Rees denied he was ignoring valid offers for Temple Island: “If you can get him [Stephen Fear] to confirm categorically that they’re interested in Temple Island, I’d be very interested in that.”
No question
Fear, likewise, has complained of a lack of engagement from the council with the approach he is brokering from the US investor Oak View Group (see “Temple Island – the third way?”, right). Fear says: “There’s no question he’s favoured the YTL scheme. I just want him to hear the alternative.”
While Ferguson is careful not to allege actual improper behaviour by Rees, he says: “He’s made up his mind on this against the advice of the council. He doesn’t understand how cities tick.” The council’s scrutiny committee threatened to “call in” the decision, citing 18 ways in which it alleged Rees ignored proper council procedures in scrapping the project.
However, last week, the committee backed down from forcing Rees to reconsider.
When asked about the allegations of possible impartiality, Rees told Building his thinking was based on commercial viability and rejected any suggestion of partiality in his decision-making out of hand. “I don’t respond to that sort of personal accusation, it’s a nonsense. Look at the evidence. The numbers speak for themselves,” he says.
Rees’ supporters downplay the suggestion that all this fuss could be harming Bristol’s investability or even undermining the concept of a city mayor. Terry Langdon, project director based in Bristol at consultant FT Squared, says: “I don’t think this has a massive impact on investors’ decisions to come to the city. It’s successful anyway and this is not catastrophic.”
Richard Bonner, chair of the Bristol Chambers of Commerce as well as a director at Arcadis, backs Rees’ call. “The fact one decision or other has been made by the local authority on its own capital project shouldn’t deter investors.
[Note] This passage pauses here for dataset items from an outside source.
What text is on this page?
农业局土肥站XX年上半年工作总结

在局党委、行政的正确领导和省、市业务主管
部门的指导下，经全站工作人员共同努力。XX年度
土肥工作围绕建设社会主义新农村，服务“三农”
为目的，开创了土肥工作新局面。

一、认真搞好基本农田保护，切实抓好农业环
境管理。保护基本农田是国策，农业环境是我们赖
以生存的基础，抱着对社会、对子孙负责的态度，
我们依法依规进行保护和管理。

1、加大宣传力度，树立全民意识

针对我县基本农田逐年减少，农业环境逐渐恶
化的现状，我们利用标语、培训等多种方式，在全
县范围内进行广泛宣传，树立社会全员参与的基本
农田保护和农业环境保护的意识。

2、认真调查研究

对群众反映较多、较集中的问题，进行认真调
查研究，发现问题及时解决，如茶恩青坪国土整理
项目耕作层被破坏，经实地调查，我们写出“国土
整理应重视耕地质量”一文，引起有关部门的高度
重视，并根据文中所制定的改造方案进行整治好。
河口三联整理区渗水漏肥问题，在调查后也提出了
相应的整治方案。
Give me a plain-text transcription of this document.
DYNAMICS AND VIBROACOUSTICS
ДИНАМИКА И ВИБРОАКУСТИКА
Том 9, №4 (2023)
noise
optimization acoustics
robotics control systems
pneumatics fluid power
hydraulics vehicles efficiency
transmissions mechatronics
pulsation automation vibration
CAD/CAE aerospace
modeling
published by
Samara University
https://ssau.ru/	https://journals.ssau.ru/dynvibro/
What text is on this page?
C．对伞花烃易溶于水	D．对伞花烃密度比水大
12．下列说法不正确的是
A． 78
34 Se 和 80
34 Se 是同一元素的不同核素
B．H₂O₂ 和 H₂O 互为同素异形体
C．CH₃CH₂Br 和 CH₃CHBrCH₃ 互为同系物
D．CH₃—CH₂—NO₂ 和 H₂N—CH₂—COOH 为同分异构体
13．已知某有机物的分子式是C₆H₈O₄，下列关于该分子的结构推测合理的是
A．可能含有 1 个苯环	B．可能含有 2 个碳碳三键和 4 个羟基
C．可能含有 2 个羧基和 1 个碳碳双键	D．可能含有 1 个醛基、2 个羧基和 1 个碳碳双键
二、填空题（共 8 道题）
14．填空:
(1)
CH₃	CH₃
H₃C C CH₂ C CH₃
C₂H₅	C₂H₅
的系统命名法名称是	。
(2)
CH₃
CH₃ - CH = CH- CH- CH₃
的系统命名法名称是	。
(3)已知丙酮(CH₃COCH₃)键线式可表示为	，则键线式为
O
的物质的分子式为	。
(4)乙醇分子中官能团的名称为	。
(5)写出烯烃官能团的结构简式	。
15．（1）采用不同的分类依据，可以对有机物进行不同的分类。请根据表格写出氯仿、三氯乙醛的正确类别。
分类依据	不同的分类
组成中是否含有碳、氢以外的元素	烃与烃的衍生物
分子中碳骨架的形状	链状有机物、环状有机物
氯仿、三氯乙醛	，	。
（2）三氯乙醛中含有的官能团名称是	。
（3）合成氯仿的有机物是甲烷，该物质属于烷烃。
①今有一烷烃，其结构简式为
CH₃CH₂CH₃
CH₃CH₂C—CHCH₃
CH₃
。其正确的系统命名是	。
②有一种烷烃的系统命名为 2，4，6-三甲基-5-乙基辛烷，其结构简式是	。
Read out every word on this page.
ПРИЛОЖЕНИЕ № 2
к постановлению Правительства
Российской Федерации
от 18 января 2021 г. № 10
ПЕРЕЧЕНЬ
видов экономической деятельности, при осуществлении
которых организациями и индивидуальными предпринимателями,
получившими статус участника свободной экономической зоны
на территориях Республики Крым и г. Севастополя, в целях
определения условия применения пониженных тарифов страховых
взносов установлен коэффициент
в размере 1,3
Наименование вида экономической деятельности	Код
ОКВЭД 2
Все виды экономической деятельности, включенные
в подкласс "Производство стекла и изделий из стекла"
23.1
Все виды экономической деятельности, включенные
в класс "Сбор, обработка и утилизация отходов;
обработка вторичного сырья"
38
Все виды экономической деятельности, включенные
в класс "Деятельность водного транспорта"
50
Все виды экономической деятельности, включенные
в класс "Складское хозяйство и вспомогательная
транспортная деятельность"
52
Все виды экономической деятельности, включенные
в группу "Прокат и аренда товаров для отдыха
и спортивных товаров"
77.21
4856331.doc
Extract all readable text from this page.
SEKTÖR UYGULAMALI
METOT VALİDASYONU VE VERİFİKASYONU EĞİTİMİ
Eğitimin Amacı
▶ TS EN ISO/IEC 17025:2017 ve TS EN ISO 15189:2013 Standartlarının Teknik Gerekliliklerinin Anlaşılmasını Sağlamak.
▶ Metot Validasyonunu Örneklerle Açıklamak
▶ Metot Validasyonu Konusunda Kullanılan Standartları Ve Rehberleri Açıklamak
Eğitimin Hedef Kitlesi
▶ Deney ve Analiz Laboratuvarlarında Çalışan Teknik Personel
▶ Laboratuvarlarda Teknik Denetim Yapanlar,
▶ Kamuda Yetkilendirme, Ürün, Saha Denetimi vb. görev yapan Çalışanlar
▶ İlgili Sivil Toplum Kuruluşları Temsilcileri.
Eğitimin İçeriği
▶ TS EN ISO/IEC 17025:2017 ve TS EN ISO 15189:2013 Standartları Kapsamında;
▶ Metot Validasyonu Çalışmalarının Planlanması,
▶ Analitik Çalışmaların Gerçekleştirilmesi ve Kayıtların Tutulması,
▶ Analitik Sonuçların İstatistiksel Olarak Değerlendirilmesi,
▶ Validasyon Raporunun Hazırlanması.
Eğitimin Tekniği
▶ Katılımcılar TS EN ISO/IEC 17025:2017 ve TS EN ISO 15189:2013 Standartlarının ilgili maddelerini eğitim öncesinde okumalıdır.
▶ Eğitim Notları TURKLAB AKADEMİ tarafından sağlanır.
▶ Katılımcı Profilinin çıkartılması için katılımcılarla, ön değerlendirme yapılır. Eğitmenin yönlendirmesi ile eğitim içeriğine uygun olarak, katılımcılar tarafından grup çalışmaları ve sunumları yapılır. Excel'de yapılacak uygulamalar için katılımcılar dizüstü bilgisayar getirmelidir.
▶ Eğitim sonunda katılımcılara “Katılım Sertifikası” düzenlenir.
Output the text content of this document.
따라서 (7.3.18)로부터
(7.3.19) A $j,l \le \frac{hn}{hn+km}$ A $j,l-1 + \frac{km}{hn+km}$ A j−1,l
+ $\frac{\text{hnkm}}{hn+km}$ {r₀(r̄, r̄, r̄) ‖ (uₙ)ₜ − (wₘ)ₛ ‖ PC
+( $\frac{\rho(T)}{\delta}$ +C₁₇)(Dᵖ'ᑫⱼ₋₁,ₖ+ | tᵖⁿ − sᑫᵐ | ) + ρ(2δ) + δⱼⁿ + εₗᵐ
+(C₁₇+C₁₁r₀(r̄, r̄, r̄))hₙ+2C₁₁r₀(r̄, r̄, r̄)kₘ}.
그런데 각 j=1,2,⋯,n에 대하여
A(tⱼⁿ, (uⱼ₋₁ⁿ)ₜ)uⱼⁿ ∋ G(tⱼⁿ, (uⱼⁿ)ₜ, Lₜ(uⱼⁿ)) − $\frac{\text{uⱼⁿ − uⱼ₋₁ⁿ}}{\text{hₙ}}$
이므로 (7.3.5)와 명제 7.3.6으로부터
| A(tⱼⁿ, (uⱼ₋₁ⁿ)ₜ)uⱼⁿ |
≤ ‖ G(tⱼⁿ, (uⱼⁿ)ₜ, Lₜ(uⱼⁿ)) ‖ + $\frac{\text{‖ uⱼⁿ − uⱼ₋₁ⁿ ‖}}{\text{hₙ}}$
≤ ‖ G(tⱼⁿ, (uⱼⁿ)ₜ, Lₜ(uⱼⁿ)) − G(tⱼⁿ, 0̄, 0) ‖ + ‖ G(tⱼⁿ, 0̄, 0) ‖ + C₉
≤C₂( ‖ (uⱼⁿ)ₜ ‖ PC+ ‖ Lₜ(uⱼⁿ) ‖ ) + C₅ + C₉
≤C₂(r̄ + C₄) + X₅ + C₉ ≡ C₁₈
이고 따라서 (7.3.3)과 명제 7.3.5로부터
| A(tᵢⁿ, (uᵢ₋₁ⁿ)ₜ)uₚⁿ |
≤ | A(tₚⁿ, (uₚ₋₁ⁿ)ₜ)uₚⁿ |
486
The city has had a reputation for being difficult to get planning in, but that is getting better.”
And Paul Swinney, head of policy at the Centre for Cities, rejects the idea that the arena flip-flop represents a failure of the mayoral model. “The fact he’s mayor has allowed him to raise questions about the scheme and sense-check it, where a traditional leader may not have had the political capital,” he says. “It’s a better vehicle for making the big calls.”
In the meantime a consortium of consultants, led by Mott MacDonald and including Weston Williamson + Partners, GVA, Deloitte and Turley, have been appointed to draw up a new masterplan for the whole area. With continuing controversy and Fear’s US investors potentially still waiting in the wings, this tale looks to have some distance to run yet.